The five of us believe in honoring our deepest differences while still coming together in friendship and engaging in the civil dialogue that builds stronger, safer communities benefiting from the contributions of all.
Are we there yet? No. Democracy is forever a work in progress, and it forever calls on our best to proceed.
In 1956, in those still early days of the civil rights struggle, King didn't call for disarray, and he didn't yield to negativity. "In this period of transition and growing social change," he said, "there is a dire need for leaders who are calm and yet positive."
The moment, he said, called for leaders not in love with money or fame, "but in love with humanity."
Though the current cultural moment is a challenging one, we believe it's worth the effort to work together for the common good. And though our culture feels stacked with obstacles and divisiveness, now is the moment to find common ground and address some of the most pressing challenges facing all communities: homelessness, mental illness, prejudice, economic development, educational opportunity and violence.
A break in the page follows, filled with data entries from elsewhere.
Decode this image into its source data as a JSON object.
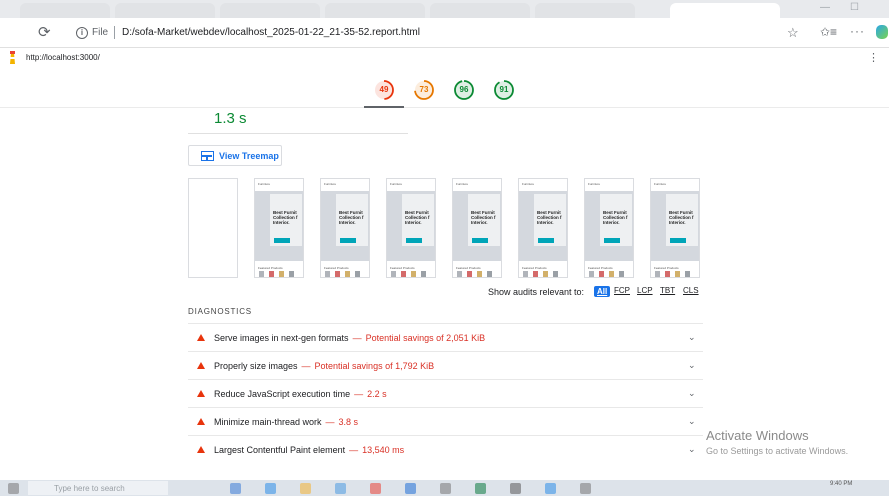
{
  "browser": {
    "address": {
      "file_label": "File",
      "url": "D:/sofa-Market/webdev/localhost_2025-01-22_21-35-52.report.html"
    }
  },
  "report": {
    "tested_url": "http://localhost:3000/",
    "scores": [
      {
        "value": "49",
        "color": "#e8340c",
        "fill": 0.49
      },
      {
        "value": "73",
        "color": "#e67700",
        "fill": 0.73
      },
      {
        "value": "96",
        "color": "#0c8a34",
        "fill": 0.96
      },
      {
        "value": "91",
        "color": "#0c8a34",
        "fill": 0.91
      }
    ],
    "lcp_value": "1.3 s",
    "view_treemap_label": "View Treemap",
    "filmstrip": {
      "nav_text": "Furniture",
      "hero_title": "Best Furnit\nCollection f\nInterior.",
      "section_label": "Featured Products"
    },
    "filter": {
      "label": "Show audits relevant to:",
      "all": "All",
      "fcp": "FCP",
      "lcp": "LCP",
      "tbt": "TBT",
      "cls": "CLS"
    },
    "diagnostics_heading": "DIAGNOSTICS",
    "audits": [
      {
        "title": "Serve images in next-gen formats",
        "value": "Potential savings of 2,051 KiB"
      },
      {
        "title": "Properly size images",
        "value": "Potential savings of 1,792 KiB"
      },
      {
        "title": "Reduce JavaScript execution time",
        "value": "2.2 s"
      },
      {
        "title": "Minimize main-thread work",
        "value": "3.8 s"
      },
      {
        "title": "Largest Contentful Paint element",
        "value": "13,540 ms"
      }
    ],
    "dash": "—"
  },
  "watermark": {
    "title": "Activate Windows",
    "subtitle": "Go to Settings to activate Windows."
  },
  "taskbar": {
    "search_placeholder": "Type here to search",
    "clock": "9:40 PM"
  },
  "colors": {
    "fail": "#e8340c",
    "average": "#e67700",
    "pass": "#0c8a34",
    "accent": "#1a73e8"
  }
}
Regardless of how you voted in our recent elections, we must reaffirm our commitment that people of all backgrounds are integral to the success of our country. It's easy to welcome our friends. We must remember to welcome those we do not know, too.
When we choose service and understanding over violence, civil discourse over divisive rhetoric, and faith over despair, we extend the spirit of hospitality and strengthen the fabric of friendship and community -- the fabric of our nation.
T. Allen Bethel is president of the Albina Ministerial Alliance and senior pastor at Maranatha Church; Jan Elfers is executive director of Ecumenical Ministries of Oregon; Wajdi Said is the president and co-founder of the Muslim Educational Trust; Alexander K. Sample is Archbishop of the Catholic Archdiocese of Portland in Oregon; Steve Moore is executive director of the M.J. Murdock Charitable Trust, a private foundation partnering with organizations that seek to enrich life in the Pacific Northwest.